Among the partisans of a return to the primitive observances, the abbot Armand Jean Le Bouthillier de Rancé (1626-1700) had a prominent role in the Cistercian history.
Rancé was a partisan of a return to the sources, advocating a strict ascetic life. Rancé had a conception of the ideal monastic life which was closer to the lifestyle of the fathers of the Desert than to the one of Cîteaux. Commendatory abbot of the abbey of La Trappe in Soligny (Orne, France), since 1663, he encountered resistance from the other Cistercian abbeys in his wish of return to the sources. Facing this, he developed a rule of a very austere life in his monastery, interpreting the rule of Saint Benedict, being inspired by the primitive monastic tradition. The community of La Trappe remained interdependent and enthusiastic; the first “Trappists” were born. Later, Dom Augustin de Lestrange integrated the abbey of La Trappe.
In 1790, when the decree of “la Constituante” appeared, forbidding the right to join a religious order, De Lestrange took the position that the community could exile itself, in order to be safeguarded. Sheltered in the monastery of Val Sainte (Switzerland), and in front of the multitude of applicants, the community spread in many new places, in particular Westmalle. Dom Augustin, recognized by the Pope in 1794 as abbot of the abbey of “la Val Sainte de l’ordre de Citeaux et de la congrégation de la Trappe,” felt that this pontifical seal of approval gave him license to extend his authority over both men and then nuns. The Congregation of La Trappe was almost a reality.

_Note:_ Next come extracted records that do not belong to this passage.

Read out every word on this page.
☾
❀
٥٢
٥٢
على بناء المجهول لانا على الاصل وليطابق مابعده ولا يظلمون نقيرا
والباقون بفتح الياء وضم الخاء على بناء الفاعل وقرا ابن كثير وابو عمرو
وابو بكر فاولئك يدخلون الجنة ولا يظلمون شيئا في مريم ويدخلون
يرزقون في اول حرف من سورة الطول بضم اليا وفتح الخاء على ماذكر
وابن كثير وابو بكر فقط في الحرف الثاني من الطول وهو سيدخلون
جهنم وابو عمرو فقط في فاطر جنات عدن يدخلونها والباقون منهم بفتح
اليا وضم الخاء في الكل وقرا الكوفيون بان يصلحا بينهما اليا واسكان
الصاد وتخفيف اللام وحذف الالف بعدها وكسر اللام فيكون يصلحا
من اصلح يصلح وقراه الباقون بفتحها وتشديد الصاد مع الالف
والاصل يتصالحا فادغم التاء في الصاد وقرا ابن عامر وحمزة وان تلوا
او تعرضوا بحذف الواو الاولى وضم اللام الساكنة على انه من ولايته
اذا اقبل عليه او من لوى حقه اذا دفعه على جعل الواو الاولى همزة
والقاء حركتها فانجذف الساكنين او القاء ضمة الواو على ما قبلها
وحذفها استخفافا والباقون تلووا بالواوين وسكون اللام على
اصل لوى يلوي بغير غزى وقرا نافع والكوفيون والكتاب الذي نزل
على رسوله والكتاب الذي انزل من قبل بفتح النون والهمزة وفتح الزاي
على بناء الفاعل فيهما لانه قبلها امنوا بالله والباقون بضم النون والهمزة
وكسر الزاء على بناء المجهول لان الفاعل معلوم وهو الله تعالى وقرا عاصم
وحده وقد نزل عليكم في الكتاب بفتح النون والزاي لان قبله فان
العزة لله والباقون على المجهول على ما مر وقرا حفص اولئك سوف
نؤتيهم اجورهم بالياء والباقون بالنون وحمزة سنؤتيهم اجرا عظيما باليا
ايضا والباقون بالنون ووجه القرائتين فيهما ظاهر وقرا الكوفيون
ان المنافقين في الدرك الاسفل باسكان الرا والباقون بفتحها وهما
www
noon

The exile continued in other countries, until the situation was regularized so that the community could, around 1815, reinstate the abbey of La Trappe. Dom De Lestrange was sometimes accused of authoritarianism, and had to justify his positions in Rome. Some reproached him for having added austerity to the already very austere observance and to have broken the spirit of the Charter of Charity. Clearly, though, he was the savior of his Order and its restoration in France.
In 1847, three congregations of Trappists coexisted, including those of Darfeld and La Trappe, which respected different observances (following the rules of Rancé for Darfeld, and following the old tradition of Citeaux for La Trappe). At the end of the nineteenth century, under Pope Leon XIII, the various congregations wanted to unite, but separate from the remainder of the Order. The Order of Cistercians of the Strict Observance (currently named “Trappists”) was created on December 8, 1892. This new Order, although pertaining to the Cistercian family, was separate from the Order of the Cistercians of the Common Observance, thereafter referred to as “Cistercians.”